You don’t actually want to do this; it’s just an invasive. Everyone has them. But you can’t shut yours up. Since you’ve had a reasonable amount of cognitive behavioral therapy, you tell yourself, I am not my thoughts, even though deep down you’re not sure what exactly that makes you. Then you tell yourself to click a little x in the top corner of the thought to make it go away. And maybe it does for a moment; you’re back in your house, on the couch, next to your mom, and then your brain says, Well, but wait. What if your finger is infected? Why not just check? The cafeteria wasn’t exactly the most sanitary place to reopen that wound. And then you were in the river.
Now you’re nervous, because you’ve previously attended this exact rodeo on thousands of occasions, and also because you want to choose the thoughts that are called yours. The river was filthy, after all. Had you gotten some river water on your hand? It wouldn’t take much. Time to unwrap the Band-Aid. You tell yourself that you were careful not to touch the water, but your self replies, But what if you touched something that touched the water, and then you tell yourself that this wound is almost certainly not infected, but the distance you’ve created with the almost gets filled by the thought, You need to check for infection; just check it so we can calm down, and then fine, okay, you excuse yourself to the bathroom and slip off the Band-Aid to discover that there isn’t blood, but there might be a bit of moisture on the bandage pad. You hold the Band-Aid up to the yellow light in the bathroom, and yes, that definitely looks like moisture.
Could be sweat, of course, but also might be water from the river, or worse still seropurulent drainage, a sure sign of infection, so you find the hand sanitizer in the medicine cabinet and squeeze some onto your fingertip, which burns like hell, and then you wash your hands thoroughly, singing your ABCs while you do to make sure you’ve scrubbed for the full twenty seconds recommended by the Centers for Disease Control, and then you carefully dry your hands with a towel.
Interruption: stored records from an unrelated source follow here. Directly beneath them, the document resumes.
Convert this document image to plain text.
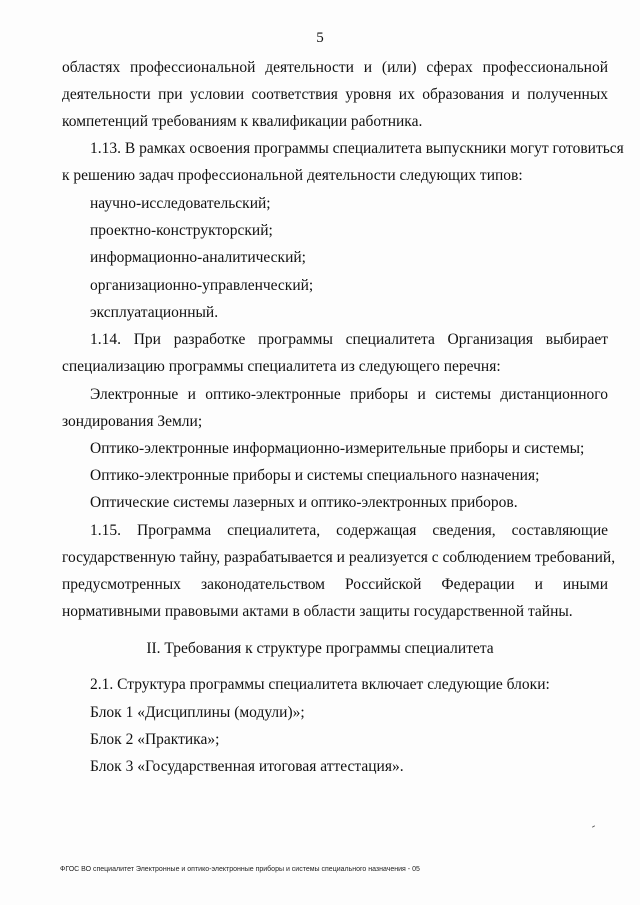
5
областях профессиональной деятельности и (или) сферах профессиональной
деятельности при условии соответствия уровня их образования и полученных
компетенций требованиям к квалификации работника.
1.13. В рамках освоения программы специалитета выпускники могут готовиться
к решению задач профессиональной деятельности следующих типов:
научно-исследовательский;
проектно-конструкторский;
информационно-аналитический;
организационно-управленческий;
эксплуатационный.
1.14. При разработке программы специалитета Организация выбирает
специализацию программы специалитета из следующего перечня:
Электронные и оптико-электронные приборы и системы дистанционного
зондирования Земли;
Оптико-электронные информационно-измерительные приборы и системы;
Оптико-электронные приборы и системы специального назначения;
Оптические системы лазерных и оптико-электронных приборов.
1.15. Программа специалитета, содержащая сведения, составляющие
государственную тайну, разрабатывается и реализуется с соблюдением требований,
предусмотренных законодательством Российской Федерации и иными
нормативными правовыми актами в области защиты государственной тайны.
II. Требования к структуре программы специалитета
2.1. Структура программы специалитета включает следующие блоки:
Блок 1 «Дисциплины (модули)»;
Блок 2 «Практика»;
Блок 3 «Государственная итоговая аттестация».
ФГОС ВО специалитет Электронные и оптико-электронные приборы и системы специального назначения - 05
And then you dig your thumbnail all the way into the crack in the callus until it starts bleeding, and you squeeze the blood out for as long as it comes, and then you blot the wound dry with a tissue. You take a Band-Aid from inside your jeans pocket, where there is never a shortage of them, and you carefully reapply the bandage. You return to the couch to watch TV, and for a few or many minutes, you feel the shivering jolt of the tension easing, the relief of giving in to the lesser angels of your nature.
And then two or five or six hundred minutes pass before you start to wonder, Wait, did I get all the pus out? Was there pus even or was that only sweat? If it was pus, you might need to drain the wound again.
The spiral tightens, like that, forever.
SIX
AFTER SCHOOL THE NEXT DAY, I joined the swarm of people filing out through the overstuffed hallways of WRHS and made my way to Harold. I had to change the Band-Aid, which took a few minutes, but I preferred to let the traffic thin out a bit before driving home anyway. To kill time, I texted Daisy, asking her to meet me at Applebee’s, our go-to restaurant for studying together.